Pryor parents worry about idea to put fire, police and jail next door to middle school
PRYOR, Okla. (KTUL) – A new neighbor could be coming for Pryor’s middle school and parents are worried.
Highway 20 runs through the heart of downtown Pryor and just off the busy two-lane road sits the abandoned Homeland Grocery.
That could soon change.
Last week, the city council added a last-minute agenda item. A vote to purchase the old building and move police, fire and even jail cells into it.
Stephanie Kelley learned about it through Facebook and that’s not sitting well.
“We would have never known about this and it would have been passed without anybody being the wiser,” she said. “I am 100 percent in support of having new facilities for our fire and police. I think the location is not the best choice.”
She said that’s because it’s right across the street from Pryor Junior High School. As a mother of three, that has her worried.
“The safety issue of possible escapees at some point, how often is the school going to be on lockdown,” she said.
Her husband Ryan has a different perspective.
“It would take up a big portion of retail space,” he said.
He wants to see the building be open for businesses like it was originally built for.
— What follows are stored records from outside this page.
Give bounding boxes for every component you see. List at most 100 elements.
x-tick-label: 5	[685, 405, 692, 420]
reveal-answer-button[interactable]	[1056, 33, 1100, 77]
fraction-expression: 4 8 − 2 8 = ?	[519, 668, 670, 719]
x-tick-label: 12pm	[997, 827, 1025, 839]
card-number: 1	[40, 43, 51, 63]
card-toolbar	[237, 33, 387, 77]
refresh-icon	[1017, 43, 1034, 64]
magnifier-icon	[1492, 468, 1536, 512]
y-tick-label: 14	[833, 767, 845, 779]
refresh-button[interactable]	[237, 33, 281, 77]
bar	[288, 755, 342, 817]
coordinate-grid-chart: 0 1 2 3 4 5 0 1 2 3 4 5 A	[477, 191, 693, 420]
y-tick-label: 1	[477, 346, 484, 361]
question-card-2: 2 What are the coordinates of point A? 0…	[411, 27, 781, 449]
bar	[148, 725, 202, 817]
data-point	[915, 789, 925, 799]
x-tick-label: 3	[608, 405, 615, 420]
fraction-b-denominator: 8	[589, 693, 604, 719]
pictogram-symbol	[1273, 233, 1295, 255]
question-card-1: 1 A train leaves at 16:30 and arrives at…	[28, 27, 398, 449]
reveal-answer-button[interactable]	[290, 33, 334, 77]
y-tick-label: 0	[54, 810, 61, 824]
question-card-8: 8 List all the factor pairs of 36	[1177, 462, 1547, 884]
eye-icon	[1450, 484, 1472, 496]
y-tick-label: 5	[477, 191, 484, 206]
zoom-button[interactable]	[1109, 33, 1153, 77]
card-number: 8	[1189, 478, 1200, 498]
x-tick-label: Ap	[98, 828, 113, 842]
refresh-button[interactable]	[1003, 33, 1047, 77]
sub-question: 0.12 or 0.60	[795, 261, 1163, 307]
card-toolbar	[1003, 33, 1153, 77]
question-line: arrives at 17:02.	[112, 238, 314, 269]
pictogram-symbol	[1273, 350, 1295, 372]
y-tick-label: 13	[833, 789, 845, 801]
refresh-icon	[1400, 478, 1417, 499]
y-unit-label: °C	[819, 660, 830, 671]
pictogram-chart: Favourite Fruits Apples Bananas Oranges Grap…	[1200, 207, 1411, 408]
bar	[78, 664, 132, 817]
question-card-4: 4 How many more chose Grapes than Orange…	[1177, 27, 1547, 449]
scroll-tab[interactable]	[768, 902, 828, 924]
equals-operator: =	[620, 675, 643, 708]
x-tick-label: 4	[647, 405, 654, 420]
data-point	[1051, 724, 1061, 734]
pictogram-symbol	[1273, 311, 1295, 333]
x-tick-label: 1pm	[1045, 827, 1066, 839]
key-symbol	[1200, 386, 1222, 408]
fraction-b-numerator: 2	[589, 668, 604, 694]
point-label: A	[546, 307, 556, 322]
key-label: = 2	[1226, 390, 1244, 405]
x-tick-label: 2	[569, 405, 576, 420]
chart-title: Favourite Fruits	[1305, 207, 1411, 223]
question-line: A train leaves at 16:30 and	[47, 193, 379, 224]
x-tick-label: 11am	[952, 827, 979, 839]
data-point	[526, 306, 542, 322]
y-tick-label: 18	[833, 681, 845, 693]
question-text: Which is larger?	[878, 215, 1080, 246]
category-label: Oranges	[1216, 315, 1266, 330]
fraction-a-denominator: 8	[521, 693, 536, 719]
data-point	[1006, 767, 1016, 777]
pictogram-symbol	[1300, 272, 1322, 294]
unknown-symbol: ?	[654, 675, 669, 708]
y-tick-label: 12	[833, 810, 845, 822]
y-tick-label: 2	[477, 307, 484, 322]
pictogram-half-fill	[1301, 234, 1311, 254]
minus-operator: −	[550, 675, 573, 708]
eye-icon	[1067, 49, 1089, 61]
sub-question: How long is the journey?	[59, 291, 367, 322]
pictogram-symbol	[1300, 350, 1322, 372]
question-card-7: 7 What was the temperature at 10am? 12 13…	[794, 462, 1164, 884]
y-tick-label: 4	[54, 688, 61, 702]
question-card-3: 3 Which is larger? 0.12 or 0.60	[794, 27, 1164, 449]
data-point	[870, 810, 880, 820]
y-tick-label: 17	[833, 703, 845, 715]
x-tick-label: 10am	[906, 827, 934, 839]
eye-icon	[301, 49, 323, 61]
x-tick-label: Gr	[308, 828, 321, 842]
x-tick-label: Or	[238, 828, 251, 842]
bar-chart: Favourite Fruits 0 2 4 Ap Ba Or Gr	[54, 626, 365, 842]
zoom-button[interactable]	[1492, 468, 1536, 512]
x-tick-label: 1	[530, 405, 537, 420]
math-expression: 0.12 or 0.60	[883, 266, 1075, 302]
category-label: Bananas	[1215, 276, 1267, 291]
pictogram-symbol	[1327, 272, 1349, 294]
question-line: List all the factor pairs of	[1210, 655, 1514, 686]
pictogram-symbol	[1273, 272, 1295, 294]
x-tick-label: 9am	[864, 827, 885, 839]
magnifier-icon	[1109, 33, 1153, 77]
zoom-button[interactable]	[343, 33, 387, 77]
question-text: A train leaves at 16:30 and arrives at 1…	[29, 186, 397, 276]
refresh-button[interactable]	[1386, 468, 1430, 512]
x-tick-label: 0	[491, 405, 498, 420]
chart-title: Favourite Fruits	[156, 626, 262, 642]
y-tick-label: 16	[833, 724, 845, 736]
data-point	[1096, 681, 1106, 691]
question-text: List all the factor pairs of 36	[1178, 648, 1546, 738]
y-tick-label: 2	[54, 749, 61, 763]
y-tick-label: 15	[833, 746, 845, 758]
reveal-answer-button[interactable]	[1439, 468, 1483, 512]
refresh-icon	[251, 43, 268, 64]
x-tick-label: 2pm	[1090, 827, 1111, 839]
“We have a main street organization where we’re trying to revitalize our downtown, supposedly our city is working with us to make that happen but on the other hand they want to take prime real estate and use it for something that really we don’t need to be spending money on at least in this location to buy the property,” he said.
Mayor Jimmy Tramel said he came up with the idea to give the departments a new central location. He said it’s a bigger safety concern moving police officers and firefighters to other parts of town.
“You can’t go north,” he said. “We own property north. We own 187 acres north that is not good use of the land because now you’ve taken the fire station and caused too much travel time from there going somewhere else.”
He admits, the police department would have jail cells there but that the plan is to put them on the opposite side of the building, farther away from the school.
“If I thought for a minute it would cause harm to the school we wouldn’t have done it,” said Tramel.
The Kelleys still have a lot of questions.
“Give us some sort of research, some paperwork,” said Ryan.
They are encouraging people in their community to get involved when it comes to making plans for the town’s future.
Mayor Trimel said right now they have a “memorandum of understanding” to buy that property for $450,000 if voters pass a bond on the March 12 ballot. This means there is a formal agreement to purchase the property but it is not legally binding.
“Sure, we would have to tear it down but we’ve already got an estimated cost,” he said. “Where are you going to buy a piece of property for that for $450,000 downtown.”